Bet on Arkansas 

Southland will be a serious threat to Tunica in time.

The new slot-happy Southland Park Gaming and Racing in West Memphis is the most serious threat to Tunica's casinos in their short history.

Yes, it's West Memphis, which is more truck stop than tourist trap, and, yes, Arkansas' state symbol should be an orange-and-white highway cone in a construction zone. No, it's not going to happen in a year and, no, it won't be nearly as dramatic as Katrina was to the Gulf Coast. But Southland will transform itself and make its mark.

Because it's not about dogs, it's about slots and that old adage that says if you let the camel get its nose inside the tent, pretty soon you have the whole camel. Arkansas let the camel get in this fall when Oaklawn horseracing track in Hot Springs and Southland commenced operating as casinos with restrictions.

For now, Southland is pretty much a dump. Ceiling tiles are missing on the second floor, and the off-track-betting rooms reek of stale smoke. The neighboring motels are strictly of the budget variety, and there's not a golf course in sight. In my unofficial license-plate survey in the parking lot, 91 of 100 cars were from Arkansas or Tennessee.

In the casino part of the place, hundreds of slots were mostly idle on a recent weekday afternoon. Employees rolled carts around with pitchers of soft drinks on them. The buffet, however, was a definite improvement over the former dog-track fare.

Arkansas law only permits games of skill. So to play a slot you spin the reels twice, locking in your cherries, bars, and double diamonds on the first spin and hoping to improve them on the second spin. Progressive slots upstairs are linked to machines at Oaklawn for bigger payoffs. If you win you get a ticket redeemable at the cashier's window instead of a bucket of coins. Video poker machines are the same as the ones in Tunica.

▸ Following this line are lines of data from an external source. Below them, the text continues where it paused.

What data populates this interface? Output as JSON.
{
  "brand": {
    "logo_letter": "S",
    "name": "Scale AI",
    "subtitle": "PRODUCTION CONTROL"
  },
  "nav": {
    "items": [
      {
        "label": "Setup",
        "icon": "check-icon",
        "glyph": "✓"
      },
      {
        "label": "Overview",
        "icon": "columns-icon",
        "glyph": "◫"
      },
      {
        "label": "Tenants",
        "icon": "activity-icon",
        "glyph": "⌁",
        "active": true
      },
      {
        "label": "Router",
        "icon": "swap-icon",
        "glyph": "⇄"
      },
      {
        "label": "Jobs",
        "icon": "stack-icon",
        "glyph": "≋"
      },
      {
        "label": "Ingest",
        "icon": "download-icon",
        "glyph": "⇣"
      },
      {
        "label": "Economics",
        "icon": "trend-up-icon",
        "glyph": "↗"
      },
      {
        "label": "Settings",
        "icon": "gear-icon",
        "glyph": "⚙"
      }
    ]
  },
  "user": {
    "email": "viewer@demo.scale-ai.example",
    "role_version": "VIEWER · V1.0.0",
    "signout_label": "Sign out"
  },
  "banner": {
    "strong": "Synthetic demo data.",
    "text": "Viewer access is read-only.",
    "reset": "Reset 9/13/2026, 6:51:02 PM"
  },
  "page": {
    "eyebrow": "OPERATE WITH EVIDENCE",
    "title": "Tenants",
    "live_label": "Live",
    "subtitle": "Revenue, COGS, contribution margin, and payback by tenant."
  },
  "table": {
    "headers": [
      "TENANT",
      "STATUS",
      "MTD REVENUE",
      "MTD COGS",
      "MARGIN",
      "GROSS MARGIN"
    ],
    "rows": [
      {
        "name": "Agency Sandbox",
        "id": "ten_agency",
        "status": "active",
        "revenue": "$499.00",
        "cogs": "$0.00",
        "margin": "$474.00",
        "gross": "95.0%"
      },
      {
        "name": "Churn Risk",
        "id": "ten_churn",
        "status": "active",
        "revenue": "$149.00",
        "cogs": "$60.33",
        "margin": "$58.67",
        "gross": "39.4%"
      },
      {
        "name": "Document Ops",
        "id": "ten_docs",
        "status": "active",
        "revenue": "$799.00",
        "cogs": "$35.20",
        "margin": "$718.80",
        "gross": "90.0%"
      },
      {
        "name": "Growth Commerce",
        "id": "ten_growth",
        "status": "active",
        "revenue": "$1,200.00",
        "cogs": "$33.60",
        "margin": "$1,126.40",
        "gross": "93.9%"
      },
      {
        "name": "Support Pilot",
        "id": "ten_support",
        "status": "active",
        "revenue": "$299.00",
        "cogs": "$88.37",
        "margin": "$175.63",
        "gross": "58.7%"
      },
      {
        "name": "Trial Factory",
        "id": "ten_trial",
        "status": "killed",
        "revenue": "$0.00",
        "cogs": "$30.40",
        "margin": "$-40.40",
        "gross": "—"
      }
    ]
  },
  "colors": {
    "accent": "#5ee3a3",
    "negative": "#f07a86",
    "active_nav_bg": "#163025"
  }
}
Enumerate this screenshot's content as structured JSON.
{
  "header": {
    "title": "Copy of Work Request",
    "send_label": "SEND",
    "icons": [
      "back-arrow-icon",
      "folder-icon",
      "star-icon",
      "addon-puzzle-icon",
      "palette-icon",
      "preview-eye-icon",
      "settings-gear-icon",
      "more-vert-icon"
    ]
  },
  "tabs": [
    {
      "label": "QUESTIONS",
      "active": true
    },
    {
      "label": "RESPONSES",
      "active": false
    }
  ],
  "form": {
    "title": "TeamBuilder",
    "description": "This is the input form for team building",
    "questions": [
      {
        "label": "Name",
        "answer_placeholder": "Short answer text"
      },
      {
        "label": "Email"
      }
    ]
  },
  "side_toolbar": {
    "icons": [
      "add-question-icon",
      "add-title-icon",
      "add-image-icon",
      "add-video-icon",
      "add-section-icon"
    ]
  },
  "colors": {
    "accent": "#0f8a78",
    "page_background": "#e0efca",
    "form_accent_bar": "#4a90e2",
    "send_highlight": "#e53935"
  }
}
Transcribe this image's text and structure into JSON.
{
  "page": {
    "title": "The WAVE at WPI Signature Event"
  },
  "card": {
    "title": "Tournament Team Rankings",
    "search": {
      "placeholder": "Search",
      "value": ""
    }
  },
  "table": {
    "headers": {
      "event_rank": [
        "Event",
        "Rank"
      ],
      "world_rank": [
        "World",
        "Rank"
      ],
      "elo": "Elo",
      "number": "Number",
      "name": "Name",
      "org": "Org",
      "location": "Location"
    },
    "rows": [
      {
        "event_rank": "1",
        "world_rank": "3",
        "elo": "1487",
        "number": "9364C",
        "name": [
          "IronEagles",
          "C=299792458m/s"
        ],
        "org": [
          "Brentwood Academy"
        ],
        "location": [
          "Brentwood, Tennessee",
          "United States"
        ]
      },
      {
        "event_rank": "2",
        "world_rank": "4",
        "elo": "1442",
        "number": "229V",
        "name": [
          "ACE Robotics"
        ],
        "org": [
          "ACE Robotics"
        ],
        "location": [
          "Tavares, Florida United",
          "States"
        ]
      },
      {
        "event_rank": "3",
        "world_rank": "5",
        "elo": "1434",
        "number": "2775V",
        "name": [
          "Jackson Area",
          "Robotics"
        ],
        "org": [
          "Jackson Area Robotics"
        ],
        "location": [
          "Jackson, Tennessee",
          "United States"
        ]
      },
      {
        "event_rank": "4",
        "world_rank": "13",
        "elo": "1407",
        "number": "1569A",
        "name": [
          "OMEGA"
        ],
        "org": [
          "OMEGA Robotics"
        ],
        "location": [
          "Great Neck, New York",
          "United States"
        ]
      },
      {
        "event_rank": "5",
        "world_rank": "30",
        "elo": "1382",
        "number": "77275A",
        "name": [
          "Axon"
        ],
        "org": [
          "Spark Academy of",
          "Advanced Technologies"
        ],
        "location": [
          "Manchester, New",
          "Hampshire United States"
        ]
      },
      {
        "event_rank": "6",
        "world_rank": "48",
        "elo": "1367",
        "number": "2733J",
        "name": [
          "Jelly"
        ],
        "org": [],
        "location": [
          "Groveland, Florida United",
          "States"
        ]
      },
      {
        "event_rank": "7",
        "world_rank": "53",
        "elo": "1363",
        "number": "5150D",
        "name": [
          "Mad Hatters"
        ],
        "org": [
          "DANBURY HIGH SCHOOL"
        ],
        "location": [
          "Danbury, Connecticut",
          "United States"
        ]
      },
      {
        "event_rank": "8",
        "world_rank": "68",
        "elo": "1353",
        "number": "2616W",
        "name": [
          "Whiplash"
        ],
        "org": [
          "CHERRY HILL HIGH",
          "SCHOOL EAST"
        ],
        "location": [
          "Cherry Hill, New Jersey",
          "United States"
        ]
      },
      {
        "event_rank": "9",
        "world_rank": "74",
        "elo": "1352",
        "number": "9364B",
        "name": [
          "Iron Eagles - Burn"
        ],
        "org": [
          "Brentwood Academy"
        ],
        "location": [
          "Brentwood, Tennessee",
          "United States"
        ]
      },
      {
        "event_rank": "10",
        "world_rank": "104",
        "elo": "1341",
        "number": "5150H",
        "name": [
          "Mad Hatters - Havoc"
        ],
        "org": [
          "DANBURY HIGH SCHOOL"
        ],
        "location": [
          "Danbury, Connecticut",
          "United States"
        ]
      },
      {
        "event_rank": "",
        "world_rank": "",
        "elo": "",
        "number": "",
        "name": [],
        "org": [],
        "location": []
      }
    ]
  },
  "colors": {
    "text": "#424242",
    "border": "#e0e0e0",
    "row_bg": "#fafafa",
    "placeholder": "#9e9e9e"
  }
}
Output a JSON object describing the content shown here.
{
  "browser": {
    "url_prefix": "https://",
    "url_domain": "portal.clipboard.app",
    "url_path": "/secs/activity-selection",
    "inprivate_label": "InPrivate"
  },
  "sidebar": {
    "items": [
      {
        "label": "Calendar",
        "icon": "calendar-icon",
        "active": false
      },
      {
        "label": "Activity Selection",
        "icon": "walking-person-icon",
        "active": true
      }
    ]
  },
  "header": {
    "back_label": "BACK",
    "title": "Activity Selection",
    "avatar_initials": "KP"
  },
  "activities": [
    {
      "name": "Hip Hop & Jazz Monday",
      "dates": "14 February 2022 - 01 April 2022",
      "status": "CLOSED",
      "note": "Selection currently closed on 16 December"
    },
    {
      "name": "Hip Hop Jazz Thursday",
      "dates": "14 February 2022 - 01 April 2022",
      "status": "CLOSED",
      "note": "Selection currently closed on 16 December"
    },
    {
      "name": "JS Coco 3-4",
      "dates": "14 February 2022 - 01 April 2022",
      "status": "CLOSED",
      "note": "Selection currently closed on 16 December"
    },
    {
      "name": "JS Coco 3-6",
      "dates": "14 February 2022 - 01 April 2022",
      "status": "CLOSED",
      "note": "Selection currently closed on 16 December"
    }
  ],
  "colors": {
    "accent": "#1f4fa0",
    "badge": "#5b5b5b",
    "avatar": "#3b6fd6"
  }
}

Blackjack is played on 12 tables without cards, using digital computer screens instead. The "dealer" simply pushes a button and pays or collects the chips.

In other words, once you get down to the bare business of player and machine, it's not much different from Tunica. But don't take my word for it.

Anthony Sanfilippo is head of Harrah's Central Division. He was involved in the expansion of casino gambling to Indiana, Louisiana, and Mississippi. He is leaving Harrah's this month, when his employment contract expires.

"I would say Arkansas is opening up over at Southland a casino without table games at the dog track," he said.

Slot machines account for 80 percent of casino revenues. Southland's "skill" slots have all the bells and whistles of Tunica's, and customers feel like they're getting two spins for the price of one even if the payout percentage is similar.

Southland is 10 minutes from downtown Memphis, while Tunica is 30 to 45 minutes away. In Tunica's early years, casino operators used to downplay the importance of distance from Memphis, which Sanfilippo says is the gateway for 60 percent of the Tunica business. Not any more. Harrah's original casino in Tunica closed, and the company bought other properties closer to Memphis.

"From Grand Casino to the location of the first facility in Tunica was about 13 miles," said Sanfilippo. "That's a big difference."

While Tunica casinos have added golf courses, glitzy hotels, and big-name entertainment, it's been a race to the bottom for slot addicts. Backwaters such as Greenville were first to put in nickel and penny slots. Now, all the casinos have them.

Like Mississippi, Arkansas gambling will evolve. Let the state Racing Commission and the legislature get a taste of the gambling tax revenues for a year or so and see if the politicians loosen up the restrictions.

The camel, remember, has his nose in the tent.